Kliche, W., Fujita-Becker, S., Kollmar, M., Manstein, D. J., & Kull, F. J. (2001). Structure of a genetically engineered molecular motor. EMBO Journal, 20(1), 40-46. doi:10.1093/emboj/20.1.40.


Zitierlink: http://hdl.handle.net/11858/00-001M-0000-0028-F097-4
Zusammenfassung
Molecular motors move unidirectionally along polymer tracks, producing movement and force in an ATP-dependent fashion. They achieve this by amplifying small conformational changes in the nucleotide-binding region into force-generating movements of larger protein domains. We present the 2.8 A resolution crystal structure of an artificial actin-based motor. By combining the catalytic domain of myosin II with a 130 A conformational amplifier consisting of repeats 1 and 2 of alpha-actinin, we demonstrate that it is possible to genetically engineer single-polypeptide molecular motors with precisely defined lever arm lengths and specific motile properties.
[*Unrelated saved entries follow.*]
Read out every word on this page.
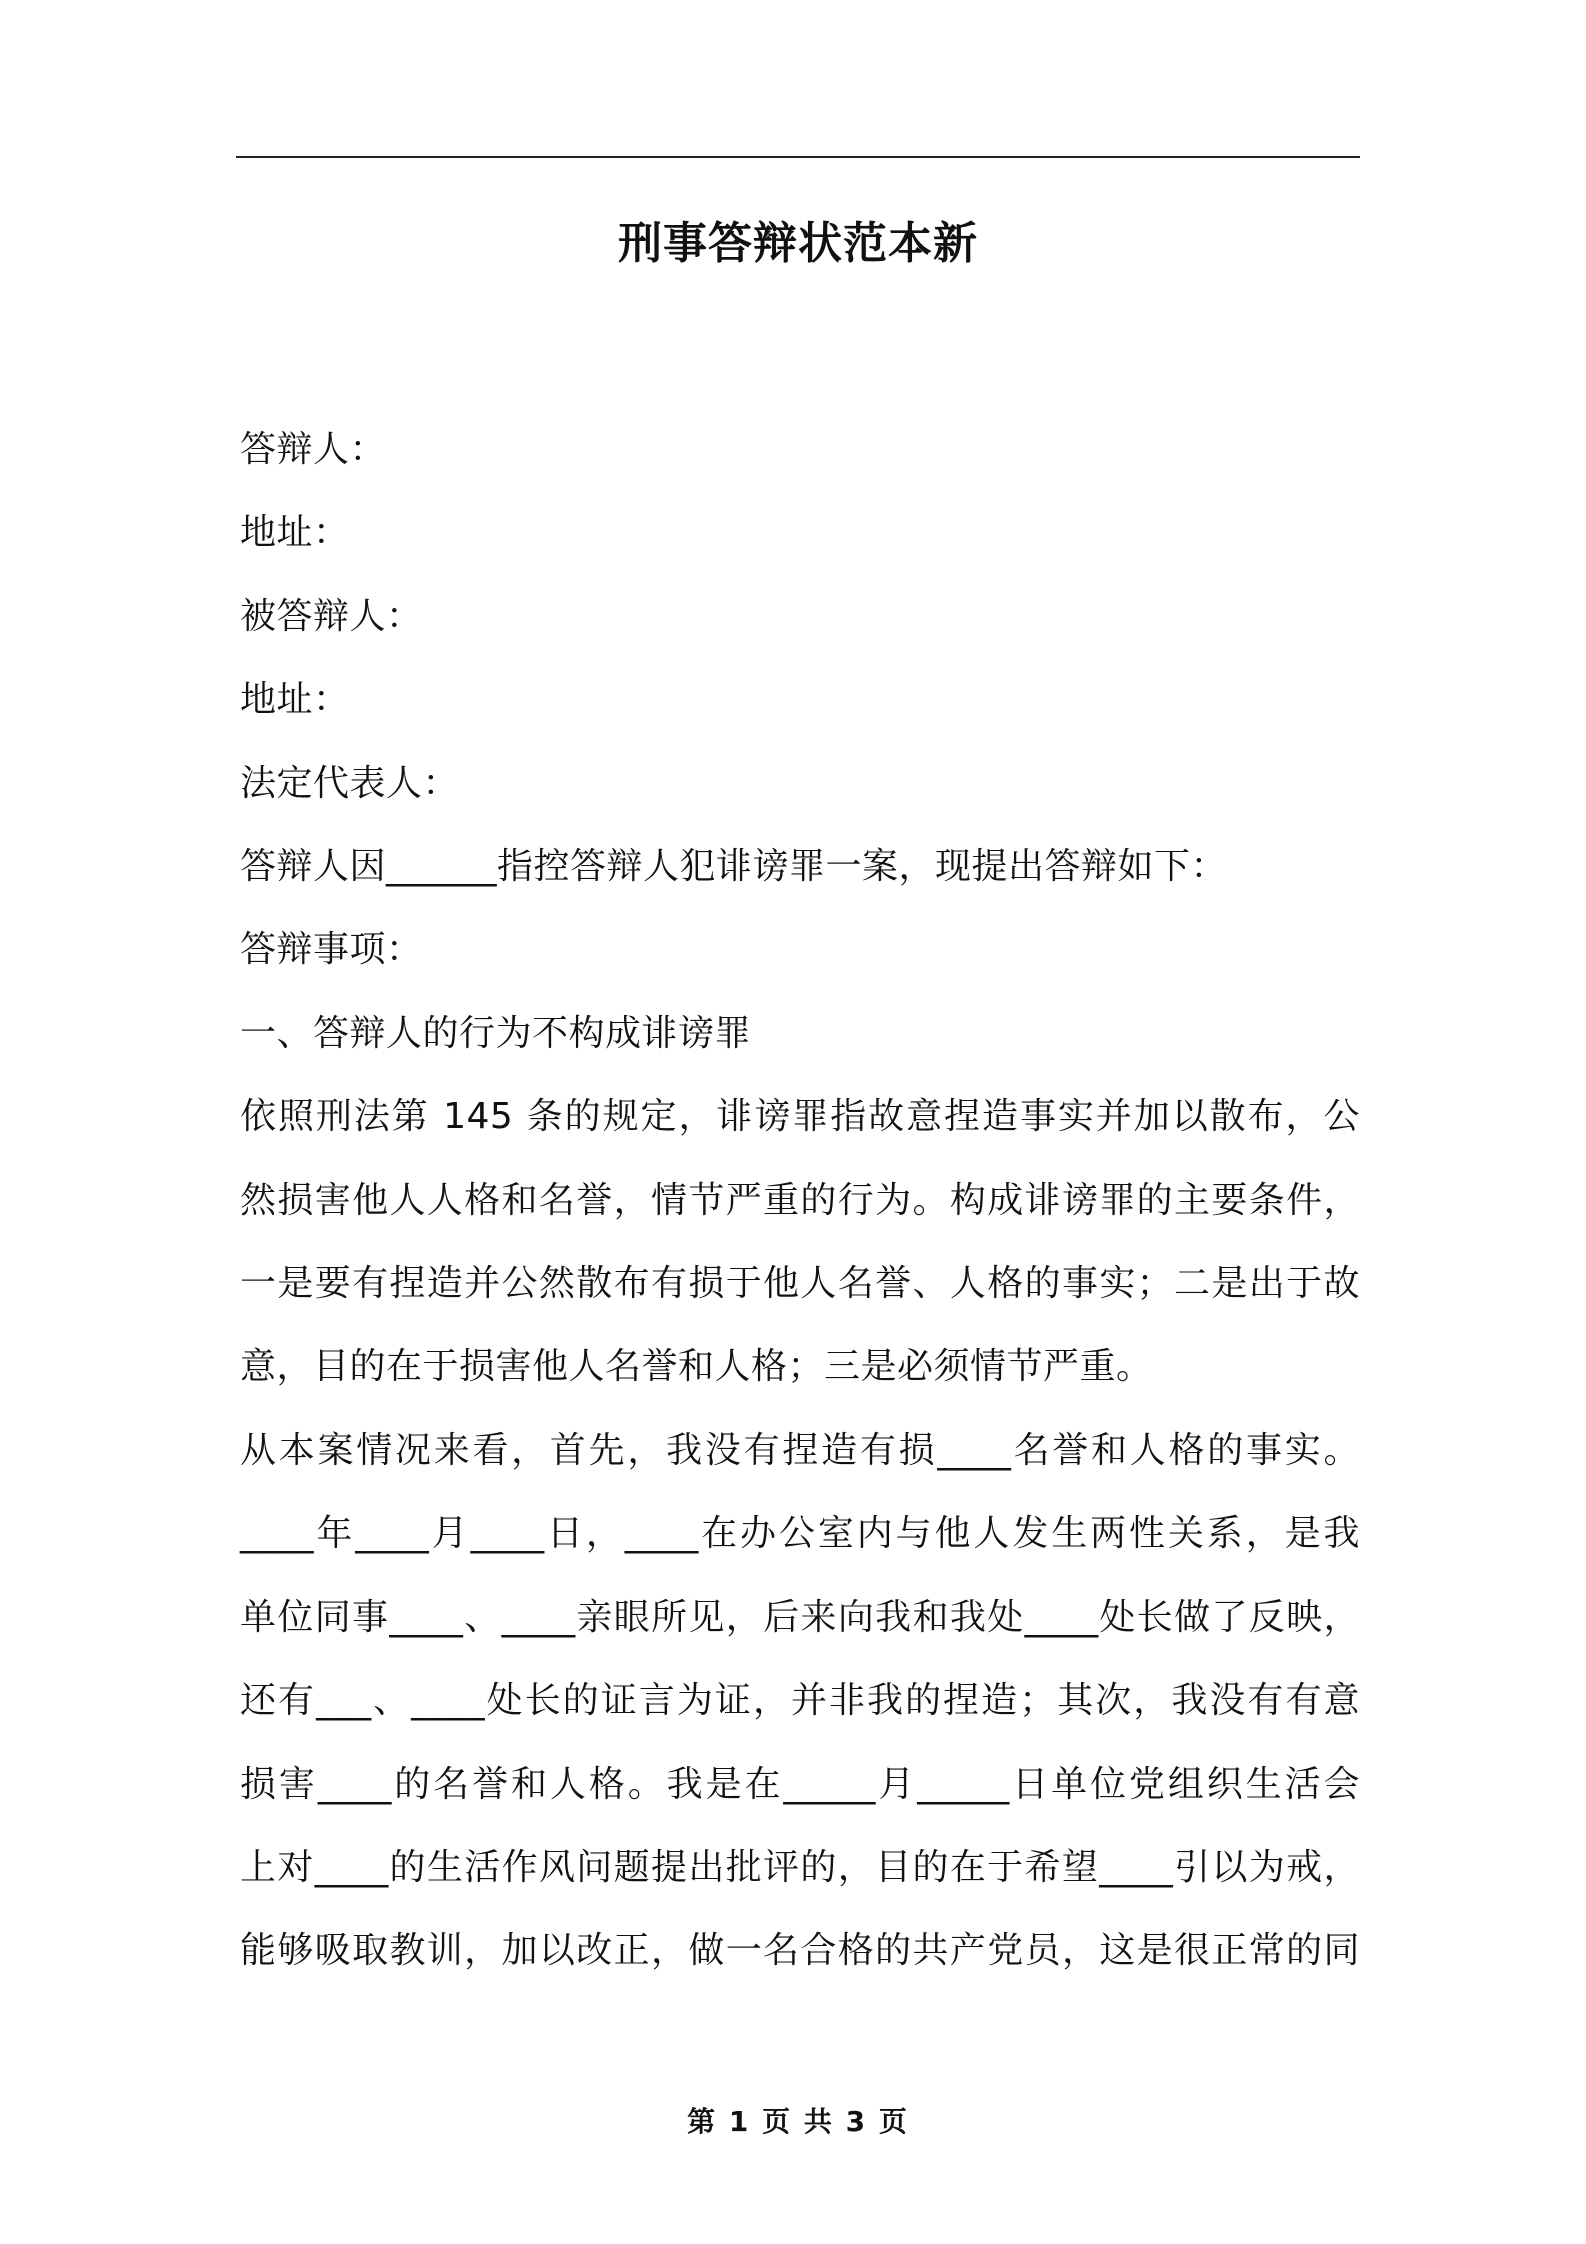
刑事答辩状范本新

答辩人：

地址：

被答辩人：

地址：

法定代表人：

答辩人因______指控答辩人犯诽谤罪一案，现提出答辩如下：

答辩事项：

一、答辩人的行为不构成诽谤罪

依照刑法第 145 条的规定，诽谤罪指故意捏造事实并加以散布，公
然损害他人人格和名誉，情节严重的行为。构成诽谤罪的主要条件，
一是要有捏造并公然散布有损于他人名誉、人格的事实；二是出于故
意，目的在于损害他人名誉和人格；三是必须情节严重。
从本案情况来看，首先，我没有捏造有损____名誉和人格的事实。
____年____月____日，____在办公室内与他人发生两性关系，是我
单位同事____、____亲眼所见，后来向我和我处____处长做了反映，
还有___、____处长的证言为证，并非我的捏造；其次，我没有有意
损害____的名誉和人格。我是在_____月_____日单位党组织生活会
上对____的生活作风问题提出批评的，目的在于希望____引以为戒，
能够吸取教训，加以改正，做一名合格的共产党员，这是很正常的同
第 1 页 共 3 页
Furthermore, our structure shows the consequences of mutating a conserved salt bridge in the nucleotide-binding region. Disruption of this salt bridge, which is known to severely inhibit ATP hydrolysis activity, appears to interfere with formation of myosin's catalytically active 'closed' conformation. Finally, we describe the structure of alpha-actinin repeats 1 and 2 as being composed of two rigid, triple-helical bundles linked by an uninterrupted alpha-helix. This fold is very similar to the previously described structures of alpha-actinin repeats 2 and 3, and alpha-spectrin repeats 16 and 17.